Doing business Argentina choosing legal vehicle

a. To register before the Public Registry of Commerce (Registro Público de Comercio or RPC) the foreign companies that will be the shareholders of the future locally incorporated one;

In the first issue of Doing business Argentina Guide to set up and maintain a Company in Argentina, we set forth a number of steps to be followed for those wishing to incorporate a company for Doing Business in Argentina. The first one was: “a. To register before the Public Registry of Commerce (Registro Público de Comercio or RPC) the foreign companies that will be the shareholders of the future locally incorporated one;”

We will now add further explanations on this first step.

Choosing the right legal vehicle

The so-called Sociedades Anónimas (or SA), publicly or closely held, are by far the most chosen legal vehicle to do business in Argentina[1].

Under Argentine Law, SA´s requires a minimum of two shareholders. There is no cap on the number of shareholders a SA may have.

Shareholders to an SA can be either individuals or legal entities. Save for exceptional and limited cases, there are no nationality or residence requirements to become shareholders of a SA: foreign individuals (whether residents in Argentina or not) or foreign legal entities may hold the whole share capital.

To channel foreign investments, two foreign companies as shareholders usually form domestic SAs. To have interest in SAs, foreign companies must be previously registered with the Public Registry of Commerce (Registro Público de Comercio or RPC), as we have pointed out in the first part of this guide. According to the jurisdiction the foreign legal entity is incorporated, the registration process may be more or less time consuming(but in any case a period of around six month is to be expected before it is completed). Until both foreign companies are registered before the RPC, they cannot grant the public deed forming the domestic SA.
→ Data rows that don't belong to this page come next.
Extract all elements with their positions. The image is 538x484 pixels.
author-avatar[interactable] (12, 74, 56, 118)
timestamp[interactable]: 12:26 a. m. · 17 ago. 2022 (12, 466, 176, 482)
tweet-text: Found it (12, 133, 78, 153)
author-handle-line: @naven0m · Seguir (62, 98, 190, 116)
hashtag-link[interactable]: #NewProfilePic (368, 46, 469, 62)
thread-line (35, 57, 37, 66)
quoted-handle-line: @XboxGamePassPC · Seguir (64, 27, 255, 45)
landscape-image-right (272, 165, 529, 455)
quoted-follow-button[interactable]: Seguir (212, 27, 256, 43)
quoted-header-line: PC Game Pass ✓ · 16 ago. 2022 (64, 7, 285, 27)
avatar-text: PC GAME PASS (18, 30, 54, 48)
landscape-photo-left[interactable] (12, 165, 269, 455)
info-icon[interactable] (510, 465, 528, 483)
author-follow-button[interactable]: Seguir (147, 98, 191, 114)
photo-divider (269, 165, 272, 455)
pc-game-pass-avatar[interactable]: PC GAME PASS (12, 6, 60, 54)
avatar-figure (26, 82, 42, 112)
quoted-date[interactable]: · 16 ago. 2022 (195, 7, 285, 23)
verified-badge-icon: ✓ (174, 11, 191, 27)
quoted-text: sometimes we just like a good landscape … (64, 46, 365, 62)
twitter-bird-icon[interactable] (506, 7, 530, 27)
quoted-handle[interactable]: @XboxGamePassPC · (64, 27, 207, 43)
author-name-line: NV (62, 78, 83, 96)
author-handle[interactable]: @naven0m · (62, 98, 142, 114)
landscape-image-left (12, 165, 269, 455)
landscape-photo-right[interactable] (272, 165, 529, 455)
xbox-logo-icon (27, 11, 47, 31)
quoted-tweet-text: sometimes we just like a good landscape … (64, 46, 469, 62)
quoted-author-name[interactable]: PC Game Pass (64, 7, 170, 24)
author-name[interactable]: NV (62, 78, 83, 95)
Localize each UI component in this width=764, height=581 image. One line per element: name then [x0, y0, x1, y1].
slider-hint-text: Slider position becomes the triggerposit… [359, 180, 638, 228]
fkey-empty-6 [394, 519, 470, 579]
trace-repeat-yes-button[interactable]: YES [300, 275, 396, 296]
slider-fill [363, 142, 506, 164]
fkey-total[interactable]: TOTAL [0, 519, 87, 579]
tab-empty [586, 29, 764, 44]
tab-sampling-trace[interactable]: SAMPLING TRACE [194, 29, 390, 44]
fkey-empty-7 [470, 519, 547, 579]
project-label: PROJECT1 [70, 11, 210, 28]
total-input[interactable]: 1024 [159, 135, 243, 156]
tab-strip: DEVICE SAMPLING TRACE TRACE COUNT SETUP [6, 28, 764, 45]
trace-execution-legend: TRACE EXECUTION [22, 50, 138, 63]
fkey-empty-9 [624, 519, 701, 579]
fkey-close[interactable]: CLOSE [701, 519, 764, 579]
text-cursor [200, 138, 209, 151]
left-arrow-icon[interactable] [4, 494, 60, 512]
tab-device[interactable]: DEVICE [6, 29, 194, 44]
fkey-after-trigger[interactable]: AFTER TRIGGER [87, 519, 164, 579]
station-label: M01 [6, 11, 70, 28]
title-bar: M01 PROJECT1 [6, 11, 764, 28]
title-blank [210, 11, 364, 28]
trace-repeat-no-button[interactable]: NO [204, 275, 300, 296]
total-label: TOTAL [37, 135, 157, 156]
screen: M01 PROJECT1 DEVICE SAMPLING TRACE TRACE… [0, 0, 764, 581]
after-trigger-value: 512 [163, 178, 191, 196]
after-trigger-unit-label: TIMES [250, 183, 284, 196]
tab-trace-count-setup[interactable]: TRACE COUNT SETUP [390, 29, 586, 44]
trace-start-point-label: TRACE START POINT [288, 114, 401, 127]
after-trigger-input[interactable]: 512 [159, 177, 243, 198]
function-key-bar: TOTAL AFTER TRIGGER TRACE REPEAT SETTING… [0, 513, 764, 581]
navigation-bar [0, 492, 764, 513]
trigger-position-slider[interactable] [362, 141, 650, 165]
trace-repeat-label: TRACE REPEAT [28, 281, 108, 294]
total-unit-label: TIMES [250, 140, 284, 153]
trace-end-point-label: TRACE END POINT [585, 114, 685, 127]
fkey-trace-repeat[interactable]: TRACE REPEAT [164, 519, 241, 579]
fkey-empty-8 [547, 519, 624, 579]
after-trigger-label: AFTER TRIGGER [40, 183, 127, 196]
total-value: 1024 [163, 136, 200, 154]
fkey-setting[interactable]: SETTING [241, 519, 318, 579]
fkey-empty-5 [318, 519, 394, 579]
On the contrary, to become shareholders of a SA, foreign individuals need not fulfilled with any prior requirement but just to register with the tax authorities to get their fiscal identification key (Clave de Identificación or CDI).

In the next issues of this Guide, we will cover the principal features of SAs and the registration procedures to be followed by foreign companies before the PRC, prior to become shareholders of a brand new SA or an already existing one.

Please, fill free to contact us if you need further information about any of the issues dealt with up to now.

 

[1] They are similar to corporations or companies limited by shares in common law countries. Another options of legal vehicles would be Branches and the so-called Sociedad de Responsabilidad Limitada (or SRL). Following, we will outline some differences of these vehicles compared to SAs.

Branches

As Pros:

–       They do not need any minimum allocation of capital, with the exception of certain regulated industries (such as banking or insurance);

–       They just require a legal representative registered before the RPC (no board or any other officers are required).

As Cons:

–       They cannot raise capital;

–       The parent company is fully liable for the branch´s debts.

SRLs

As Pros:

–       Easier to form and maintain.

As Cons:

–       Maximum of fifty partners;

–       SAs – or similar foreign legal entities – cannot be partners of SRLs;

–       SRLs have many provisions thought more for a family company;

–       Unlike SAs, SRLs are not allowed to be listed on a stock exchange;

–       To assign rights over the shares is far easier than doing the same over cuotas of a SRL. Further, any change of partners in a SRL involves also changing by laws.